Personal information
- Full name: Jonathan Richard Turnbull
- Born: 13 November 1962 (age 63) Northwood, Middlesex, England
- Batting: Right-handed
- Bowling: Right-arm medium

Domestic team information
- 1983–1984: Oxford University

Career statistics
| Competition | First-class |
| Matches | 12 |
| Runs scored | 17 |
| Batting average | 1.88 |
| 100s/50s | –/– |
| Top score | 6 |
| Balls bowled | 1,326 |
| Wickets | 15 |
| Bowling average | 51.86 |
| 5 wickets in innings | – |
| 10 wickets in match | – |
| Best bowling | 4/51 |
| Catches/stumpings | 8/– |
- Source: Cricinfo, 10 April 2020

= Jonathan Turnbull =

English cricketer (born 1962)

Jonathan Richard Turnbull (born 13 November 1962) is an English former first-class cricketer.
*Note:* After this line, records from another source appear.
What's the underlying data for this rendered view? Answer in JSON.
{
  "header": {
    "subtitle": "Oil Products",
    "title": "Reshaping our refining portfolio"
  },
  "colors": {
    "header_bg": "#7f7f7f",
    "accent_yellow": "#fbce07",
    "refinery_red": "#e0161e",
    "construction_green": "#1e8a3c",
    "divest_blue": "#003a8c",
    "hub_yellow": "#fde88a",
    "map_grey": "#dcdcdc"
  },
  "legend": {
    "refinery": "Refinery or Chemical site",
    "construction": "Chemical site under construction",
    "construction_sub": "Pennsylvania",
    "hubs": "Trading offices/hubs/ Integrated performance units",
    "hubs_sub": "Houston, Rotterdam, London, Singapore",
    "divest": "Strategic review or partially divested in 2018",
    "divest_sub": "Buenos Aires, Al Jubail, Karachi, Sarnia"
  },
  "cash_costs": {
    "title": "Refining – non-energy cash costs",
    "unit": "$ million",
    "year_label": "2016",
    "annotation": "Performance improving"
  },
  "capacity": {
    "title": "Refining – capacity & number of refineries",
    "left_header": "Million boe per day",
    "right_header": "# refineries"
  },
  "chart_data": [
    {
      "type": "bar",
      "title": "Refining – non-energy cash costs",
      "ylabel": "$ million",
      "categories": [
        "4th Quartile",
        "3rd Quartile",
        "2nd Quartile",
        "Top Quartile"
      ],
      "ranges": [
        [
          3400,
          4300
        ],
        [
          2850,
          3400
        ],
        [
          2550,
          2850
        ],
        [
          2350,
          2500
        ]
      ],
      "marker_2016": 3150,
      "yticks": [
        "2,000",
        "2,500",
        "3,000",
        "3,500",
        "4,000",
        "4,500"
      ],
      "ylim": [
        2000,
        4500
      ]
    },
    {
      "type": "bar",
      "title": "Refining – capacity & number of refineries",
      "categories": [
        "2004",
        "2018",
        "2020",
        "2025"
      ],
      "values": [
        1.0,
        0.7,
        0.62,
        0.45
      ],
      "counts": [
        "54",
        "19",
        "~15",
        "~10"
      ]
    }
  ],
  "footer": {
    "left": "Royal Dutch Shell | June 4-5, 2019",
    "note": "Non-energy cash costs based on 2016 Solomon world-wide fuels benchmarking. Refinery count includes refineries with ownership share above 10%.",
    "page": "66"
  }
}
Turnbull was born at Northwood in November 1962. He was educated at Merchant Taylors' School, before going up to Jesus College, Oxford. While studying at Oxford, he played first-class cricket for Oxford University in 1983 and 1984, making twelve appearances against county opposition. Playing as a right-arm medium pace bowler, Turnbull took 15 wickets at an average of 51.86 in his twelve matches, with best figures of 4 for 51.